Rocket engine and motor developer Ursa Major and the Navy are jointly investing $25 million in the startup’s advanced manufacturing approach to solid rocket motors with the funding targeted at expanding the 3D printing capability for multiple large solid rocket motors, the company said on Tuesday.

The joint investment builds on a small contract the Navy awarded the company in March to apply its Lynx additive manufacturing capability to the Mk 104 dual thrust solid rocket motor (SRM), the second stage of the Standard Missile-6 anti-air weapon. The Navy in late 2023 and early 2024 awarded Ursa Major and several other companies Mk 104 design and development contracts as potential alternative sources of supply for the SM-6’s rocket motors, which are currently supplied by L3Harris Technologies [LHX] (Defense Daily, April 30).

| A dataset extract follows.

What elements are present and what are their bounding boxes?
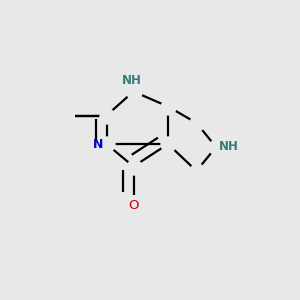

The new investment, which is evenly split between the company and the government, will enhance Ursa Major’s Lynx 3D printing technology and open the aperture on the programs Ursa Major can support with its SRMs.

“The way I’d frame it is, this is the second investment by the Navy in Ursa’s approach toward solid rocket motors,” Bill Murray, the company’s chief product officer, told Defense Daily last Friday before the official announcement. “The prototype is of a similar manufacturing approach that we would employ on motors like Mk 104 as well as many other products. And that’s really the entire concept behind Lynx, is that you know, an investment to continue to mature the technology base and the manufacturing approach applied to multiple programs.”

Ursa Major routinely hot fires SRMs and has “validated” its Lynx process for different motor sizes, Murray said. Now with the new funding the company will “build some big motors, static fire them, and eventually fly them, so that you really can make sure that offices like the Navy and the Army and the Air Force are bought into the approach.”

Murray said the size of the motors for the prototype effort will be in the 13-inch class, which is similar to the Mk 104.

The test fires of the prototype motors will begin in early 2025 and continue throughout the year, he said.

Ultimately, it is about “maturing the entire technology stack” and routinely testing and deploying Lynx to other products that the company is working on for the Defense Department, Murray said.

“So, next year is about really maturing the technology and getting into low-rate production with the Lynx method,” he said.

The government’s portion of the investment is a partnership between the Navy and the Defense Department’s Office of Strategic Capital, which stood up in 2022 to attract investment for national security priorities. Ursa Major is working with the Naval Air Weapons Center China Lake in California and the Naval Surface Warfare Center Indian Head Division in Maryland.

Ursa Major is also developing and flying liquid rocket engines.